A disruptive innovation is an innovation that helps create a new market and value network, and eventually disrupts an existing market and value network (over a few years or decades), displacing an earlier technology.

Modern building methods using modern building materials:

moladi Construction System aims to address the challenge by providing a scalable, low-tech, and low-skilled affordable building solution using in-situ casting. Founded in 1986 by South African social entrepreneur Hennie Botes, the company aims to replace the classic brick-and-mortar construction with an easier method: using a patented lightweight, removable, and re-usable plastic injection moulded formwork system that is filled with fast setting aerated mortar to cast entire houses on-site.

Photo by moladi

Photo by moladi

The process is deliberately designed to be labour intensive to boost local employment and local production without requiring prior construction experience or skills. The moladi construction process mostly uses local supplies apart from the reusable formwork and a special additive to aerate the mortar (concrete without stone) to reduce the density, thereby enhancing the thermal properties of the structure. The other function of the additive is to waterproof the wall and enhance the flow ability of the mortar within the formwork eliminating the need to vibrate.
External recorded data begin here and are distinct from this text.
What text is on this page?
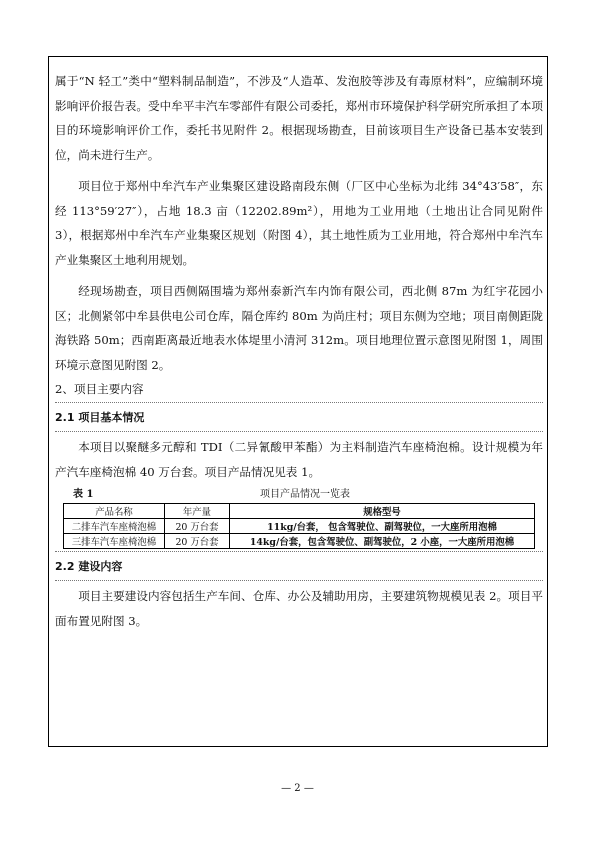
属于“N 轻工”类中“塑料制品制造”，不涉及“人造革、发泡胶等涉及有毒原材料”，应编制环境影响评价报告表。受中牟平丰汽车零部件有限公司委托，郑州市环境保护科学研究所承担了本项目的环境影响评价工作，委托书见附件 2。根据现场勘查，目前该项目生产设备已基本安装到位，尚未进行生产。

项目位于郑州中牟汽车产业集聚区建设路南段东侧（厂区中心坐标为北纬 34°43′58″，东经 113°59′27″），占地 18.3 亩（12202.89m²），用地为工业用地（土地出让合同见附件 3），根据郑州中牟汽车产业集聚区规划（附图 4），其土地性质为工业用地，符合郑州中牟汽车产业集聚区土地利用规划。

经现场勘查，项目西侧隔围墙为郑州泰新汽车内饰有限公司，西北侧 87m 为红宇花园小区；北侧紧邻中牟县供电公司仓库，隔仓库约 80m 为尚庄村；项目东侧为空地；项目南侧距陇海铁路 50m；西南距离最近地表水体堤里小清河 312m。项目地理位置示意图见附图 1，周围环境示意图见附图 2。

2、项目主要内容

2.1 项目基本情况

本项目以聚醚多元醇和 TDI（二异氰酸甲苯酯）为主料制造汽车座椅泡棉。设计规模为年产汽车座椅泡棉 40 万台套。项目产品情况见表 1。

表 1	项目产品情况一览表
产品名称	年产量	规格型号
二排车汽车座椅泡棉	20 万台套	11kg/台套， 包含驾驶位、副驾驶位，一大座所用泡棉
三排车汽车座椅泡棉	20 万台套	14kg/台套，包含驾驶位、副驾驶位，2 小座，一大座所用泡棉

2.2 建设内容

项目主要建设内容包括生产车间、仓库、办公及辅助用房，主要建筑物规模见表 2。项目平面布置见附图 3。

— 2 —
Through creative engineering and sophisticated manufacturing, moladi aims to advance living standards and spaces affordably. moladi is an advanced building technology that utilises an innovative re-usable plastic formwork system to reduce the required skills to produce quality affordable homes and other structures that are socially acceptable by speeding up delivery and thus reducing cost. By emulating the methodology of the automotive assembly line, moladi implements the principles applied by Henry Ford; reducing cost by increasing production output by de-skilling the production operation, making homes affordable.
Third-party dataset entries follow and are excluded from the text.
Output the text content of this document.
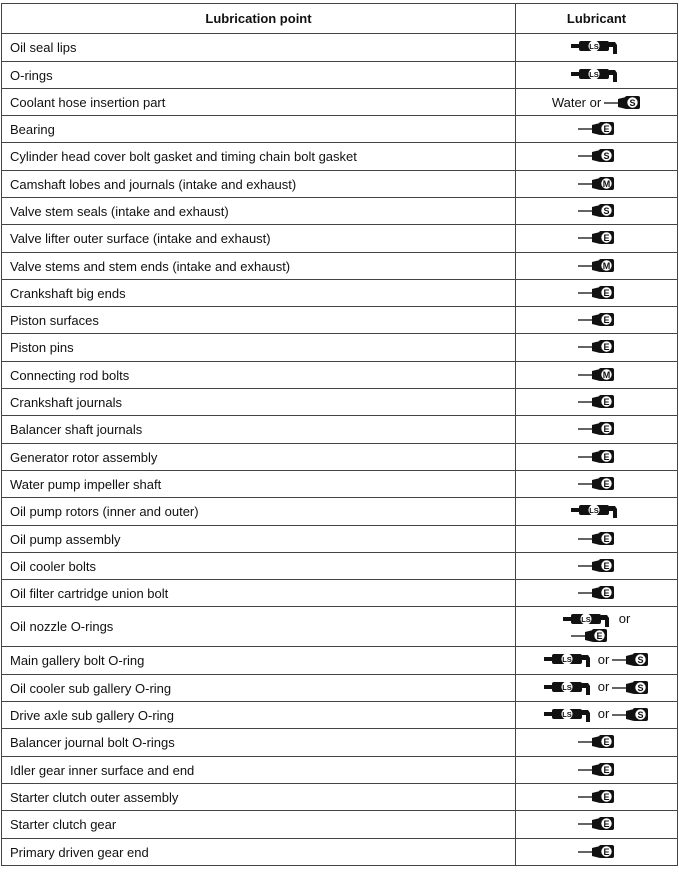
Lubrication point	Lubricant
Oil seal lips	LS

O-rings	LS

Coolant hose insertion part	Water or S

Bearing	E

Cylinder head cover bolt gasket and timing chain bolt gasket	S

Camshaft lobes and journals (intake and exhaust)	M

Valve stem seals (intake and exhaust)	S

Valve lifter outer surface (intake and exhaust)	E

Valve stems and stem ends (intake and exhaust)	M

Crankshaft big ends	E

Piston surfaces	E

Piston pins	E

Connecting rod bolts	M

Crankshaft journals	E

Balancer shaft journals	E

Generator rotor assembly	E

Water pump impeller shaft	E

Oil pump rotors (inner and outer)	LS

Oil pump assembly	E

Oil cooler bolts	E

Oil filter cartridge union bolt	E

Oil nozzle O-rings	LS or
E

Main gallery bolt O-ring	LS or S

Oil cooler sub gallery O-ring	LS or S

Drive axle sub gallery O-ring	LS or S

Balancer journal bolt O-rings	E

Idler gear inner surface and end	E

Starter clutch outer assembly	E

Starter clutch gear	E

Primary driven gear end	E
The advantage that moladi brings to the ‘production process’ is that the process can measured and maintained, ensuring consistent speed and quality within budget.

Conventional brick and mortar construction:

  • How many bricks or blocks are laid per day?
  • Are the quantity of bricks or blocks laid per day the same for every day of the week?
  • What happens when the bricklayer does not come to work?
  • Is the dagha (mortar) mix to lay the bricks or blocks consistent?
  • How many bricks or blocks are wasted or broken or stolen?
  • Are walls straight plumb and square?
  • How long to chase for electricity piping?
  • How long to chase for water piping?
  • How long does it take to do beam filling?
  • How long does it take to plaster window reveals?
  • Is plaster thickness consistent or does it vary?
  • Is the plaster mix consistent?
  • Any rework?
  • Rubble to clear?

This leads to the question: Are the inefficiencies of the brick and mortar construction process making homes unaffordable for most?

It all comes down to efficiency of producing a cost-effective, socially acceptable wall for people (knock test), then fixing all the other components, like door, windows, roof, ceiling, bathroom fixtures etc., onto the ‘chassis’ (the wall). So, in reality, who can produce a wall on a stand the quickest, and millions of them? We simply use a cost per square meter of a wall (chassis) on a foundation (in position), ready for ‘assembly’ as a yardstick of efficiency. This method compares ‘apples with apples’?